More than 20 years after first working on plans for a tower over South Station, Houston-based developer Hines is seeking Boston Planning & Development Agency approval on a change to its financing structure for the long-awaited, 678-foot skyscraper

The developer has tapped Dutch pension fund investor APG Asset Management U.S. Inc. and New York-based Dune Real Estate Partners as co-investors. Chinese investor Gemdale Properties & Investment Corp. will no longer be involved in the 1.1M SF South Station air rights project. 

BPDA owns a portion of the air rights being developed at South Station, so Hines must seek its approval for any financing changes. The developer will also need the MBTA to sign off on the arrangement.

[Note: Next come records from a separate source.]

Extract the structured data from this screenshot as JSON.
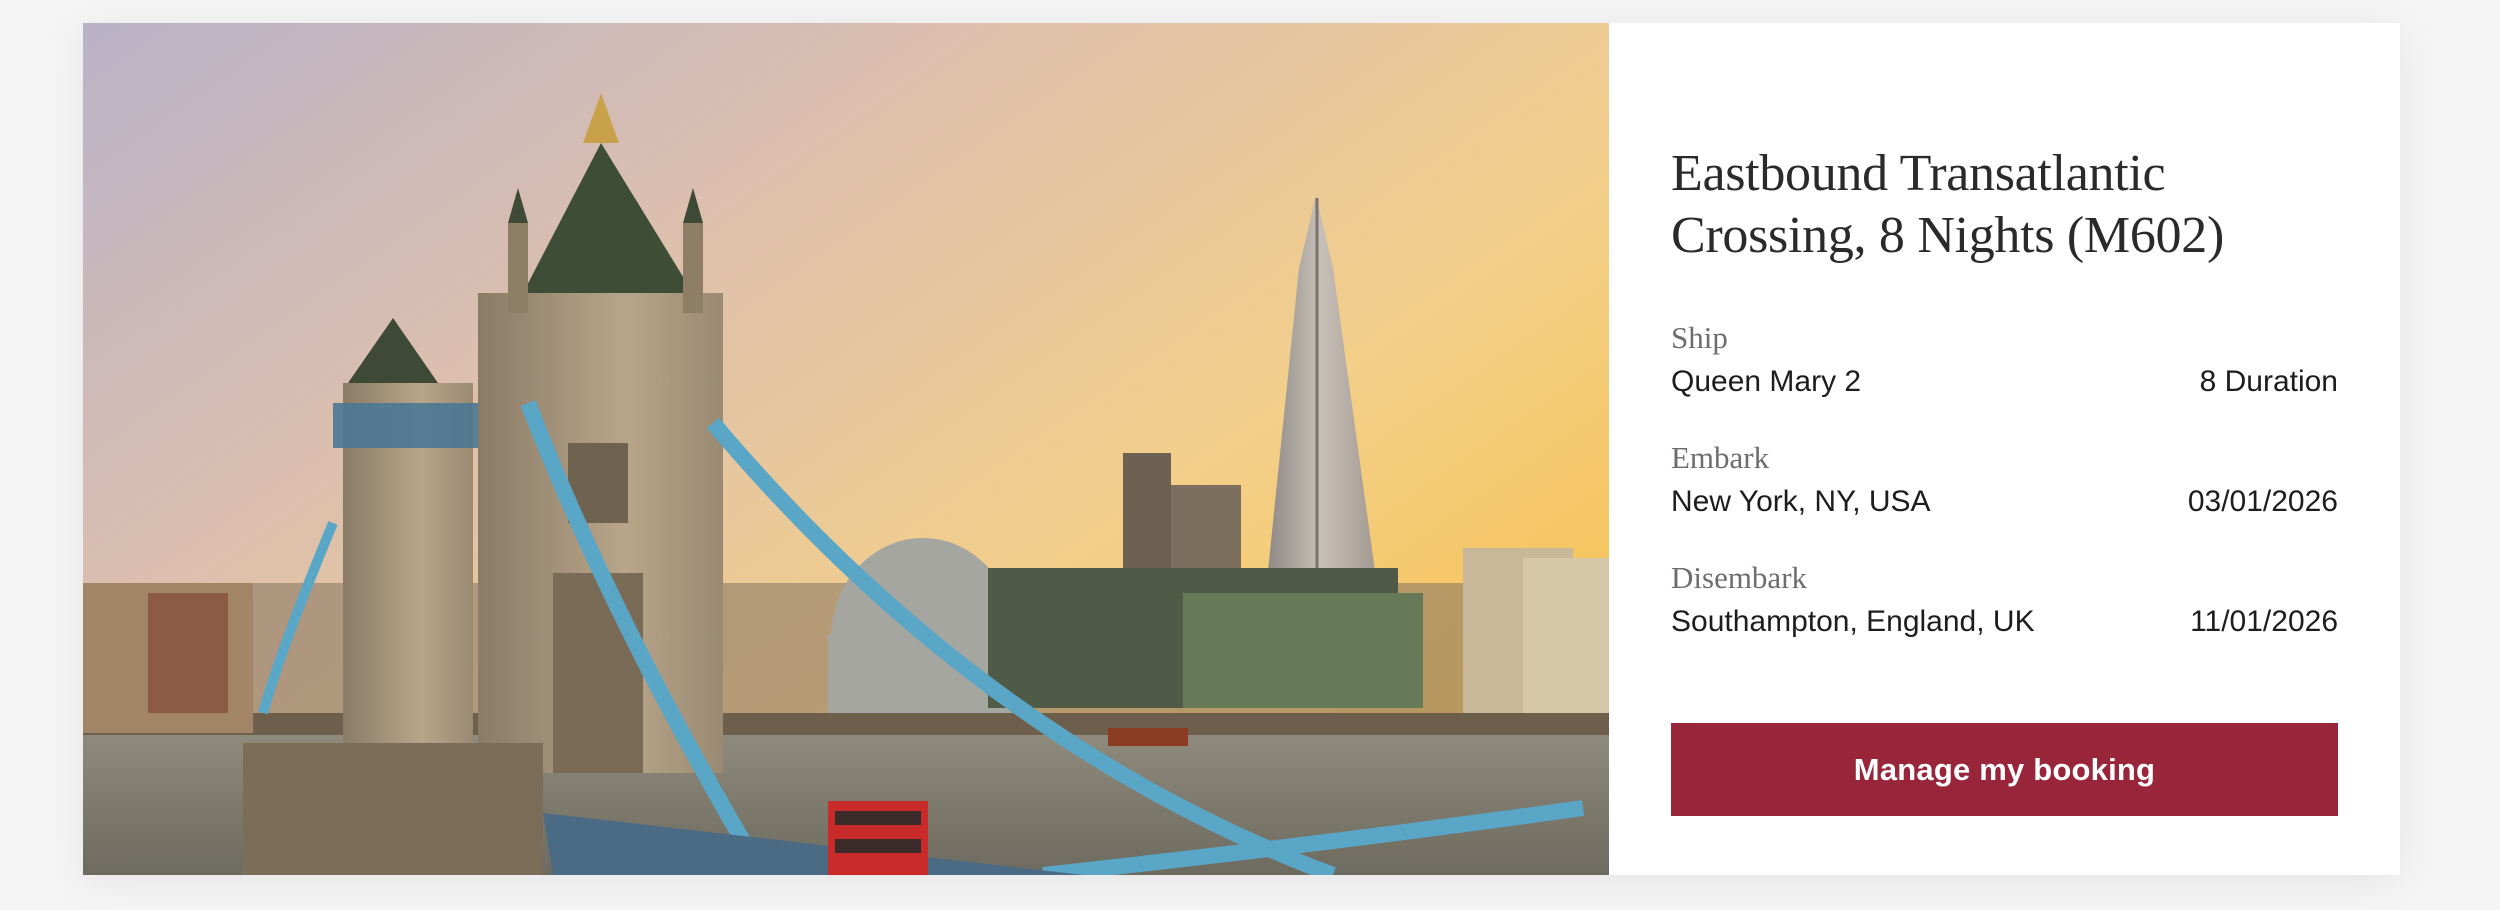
{
  "hero": {
    "icon": "tower-bridge-london-photo"
  },
  "cruise": {
    "title": "Eastbound Transatlantic Crossing, 8 Nights (M602)"
  },
  "ship": {
    "label": "Ship",
    "value": "Queen Mary 2",
    "duration": "8 Duration"
  },
  "embark": {
    "label": "Embark",
    "value": "New York, NY, USA",
    "date": "03/01/2026"
  },
  "disembark": {
    "label": "Disembark",
    "value": "Southampton, England, UK",
    "date": "11/01/2026"
  },
  "actions": {
    "manage_label": "Manage my booking",
    "button_color": "#98253a"
  }
}
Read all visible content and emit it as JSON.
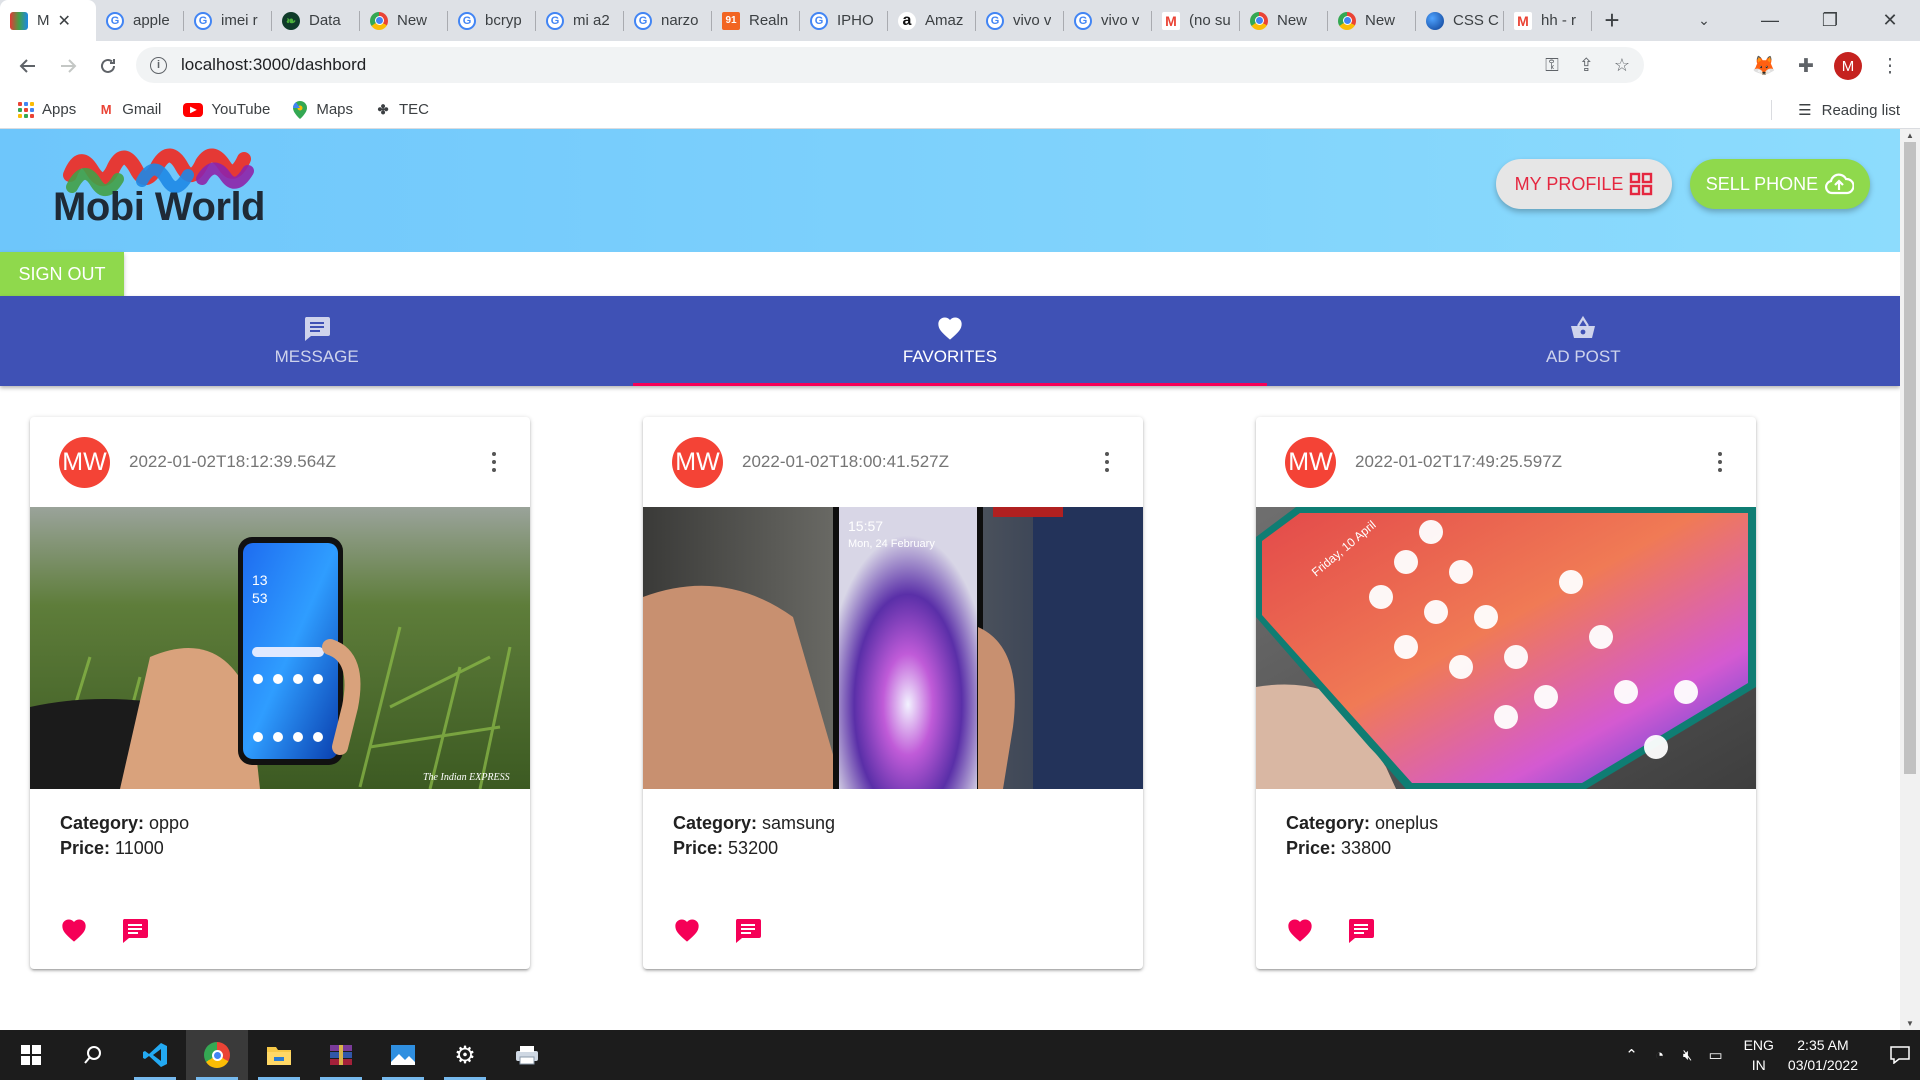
{
  "browser": {
    "tabs": [
      {
        "icon": "mw",
        "label": "M",
        "active": true
      },
      {
        "icon": "g",
        "label": "apple"
      },
      {
        "icon": "g",
        "label": "imei r"
      },
      {
        "icon": "leaf",
        "label": "Data"
      },
      {
        "icon": "chrome",
        "label": "New"
      },
      {
        "icon": "g",
        "label": "bcryp"
      },
      {
        "icon": "g",
        "label": "mi a2"
      },
      {
        "icon": "g",
        "label": "narzo"
      },
      {
        "icon": "s91",
        "label": "Realn"
      },
      {
        "icon": "g",
        "label": "IPHO"
      },
      {
        "icon": "amz",
        "label": "Amaz"
      },
      {
        "icon": "g",
        "label": "vivo v"
      },
      {
        "icon": "g",
        "label": "vivo v"
      },
      {
        "icon": "gmail",
        "label": "(no su"
      },
      {
        "icon": "chrome",
        "label": "New"
      },
      {
        "icon": "chrome",
        "label": "New"
      },
      {
        "icon": "globe",
        "label": "CSS C"
      },
      {
        "icon": "gmail",
        "label": "hh - r"
      }
    ],
    "url": "localhost:3000/dashbord",
    "profile_initial": "M",
    "bookmarks": [
      {
        "icon": "apps-grid-icon",
        "label": "Apps"
      },
      {
        "icon": "gmail-icon",
        "label": "Gmail"
      },
      {
        "icon": "youtube-icon",
        "label": "YouTube"
      },
      {
        "icon": "maps-icon",
        "label": "Maps"
      },
      {
        "icon": "tec-icon",
        "label": "TEC"
      }
    ],
    "reading_list": "Reading list"
  },
  "header": {
    "logo_text": "Mobi World",
    "my_profile_label": "MY PROFILE",
    "sell_phone_label": "SELL PHONE",
    "sign_out_label": "SIGN OUT"
  },
  "nav_tabs": [
    {
      "icon": "message-icon",
      "label": "MESSAGE",
      "selected": false
    },
    {
      "icon": "heart-icon",
      "label": "FAVORITES",
      "selected": true
    },
    {
      "icon": "basket-icon",
      "label": "AD POST",
      "selected": false
    }
  ],
  "cards": [
    {
      "avatar": "MW",
      "timestamp": "2022-01-02T18:12:39.564Z",
      "category_label": "Category:",
      "category": "oppo",
      "price_label": "Price:",
      "price": "11000",
      "image_credit": "The Indian EXPRESS",
      "favorited": true
    },
    {
      "avatar": "MW",
      "timestamp": "2022-01-02T18:00:41.527Z",
      "category_label": "Category:",
      "category": "samsung",
      "price_label": "Price:",
      "price": "53200",
      "image_screen_time": "15:57",
      "image_screen_date": "Mon, 24 February",
      "favorited": true
    },
    {
      "avatar": "MW",
      "timestamp": "2022-01-02T17:49:25.597Z",
      "category_label": "Category:",
      "category": "oneplus",
      "price_label": "Price:",
      "price": "33800",
      "image_screen_date": "Friday, 10 April",
      "favorited": true
    }
  ],
  "taskbar": {
    "apps": [
      "windows-start-icon",
      "search-icon",
      "vscode-icon",
      "chrome-icon",
      "file-explorer-icon",
      "winrar-icon",
      "photos-icon",
      "settings-icon",
      "printer-icon"
    ],
    "lang_top": "ENG",
    "lang_bottom": "IN",
    "time": "2:35 AM",
    "date": "03/01/2022"
  },
  "colors": {
    "accent_pink": "#f50057",
    "nav_blue": "#3f51b5",
    "green_button": "#8fd94c",
    "avatar_red": "#f44336"
  }
}
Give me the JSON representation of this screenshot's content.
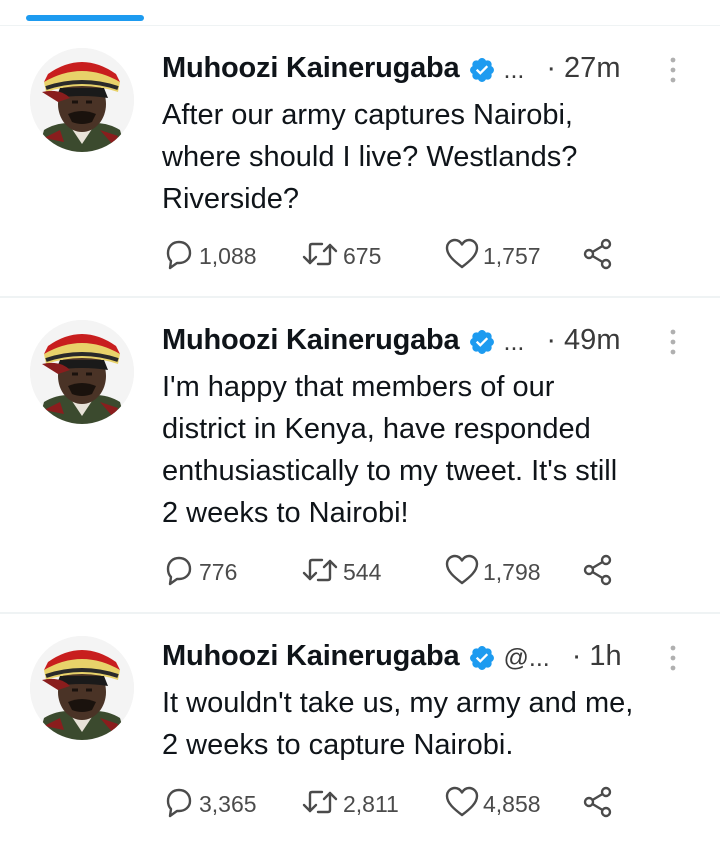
{
  "tweets": [
    {
      "display_name": "Muhoozi Kainerugaba",
      "handle": "...",
      "time": "· 27m",
      "text": "After our army captures Nairobi,\nwhere should I live? Westlands?\nRiverside?",
      "replies": "1,088",
      "retweets": "675",
      "likes": "1,757"
    },
    {
      "display_name": "Muhoozi Kainerugaba",
      "handle": "...",
      "time": "· 49m",
      "text": "I'm happy that members of our\ndistrict in Kenya, have responded\nenthusiastically to my tweet. It's still\n2 weeks to Nairobi!",
      "replies": "776",
      "retweets": "544",
      "likes": "1,798"
    },
    {
      "display_name": "Muhoozi Kainerugaba",
      "handle": "@...",
      "time": "· 1h",
      "text": "It wouldn't take us, my army and me,\n2 weeks to capture Nairobi.",
      "replies": "3,365",
      "retweets": "2,811",
      "likes": "4,858"
    }
  ],
  "icons": {
    "verified": "verified-badge-icon",
    "more": "more-vertical-icon",
    "reply": "reply-bubble-icon",
    "retweet": "retweet-icon",
    "like": "heart-icon",
    "share": "share-icon"
  },
  "colors": {
    "accent": "#1d9bf0",
    "text": "#0f1419",
    "muted": "#4b4b4b",
    "divider": "#eff3f4"
  }
}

“This is another step forward for this project and we are excited to be at the point of completing the financing for the project,” Hines Senior Managing Director David Perry said in a statement. 

Along with financing approval, Hines is seeking to extend its land disposition agreement to April 30, according to its BPDA application. The developer has been given a series of 10 deadline amendments so far to finalize plans for the project. 

The developer didn't state when construction would begin or the financial terms of the new development partnership. Whatever the construction start date may be, it is expected to take four years to complete the tower, Hines said in its application. The company declined to comment beyond Perry’s statement.

The discussion of an air rights development over South Station dates to the early 1980s, when foundations were placed during track renovations to allow for a future development overhead. 

Tufts University development subsidiary TUDC Inc. acquired the air rights for the project in 1991 and brought Hines on as a co-developer in 1998. The tower was first approved in 2006, but Tufts rolled off the project three years later. 

While the South Station project’s development costs haven’t been publicly revealed, Millennium Partners’ nearby 691-foot office-and-condo project under construction in Winthrop Square is estimated to cost $1.4B and doesn’t entail the complicated engineering of constructing over an active transit hub. 

The 1.1M SF South Station office-and-condo tower is the first phase in a planned 2.75M SF three-phase remake of the area over the station's tracks. Development plans call for an eventual 279-foot office building over the adjoining bus depot and a 349-foot building that will either be a hotel or residential project.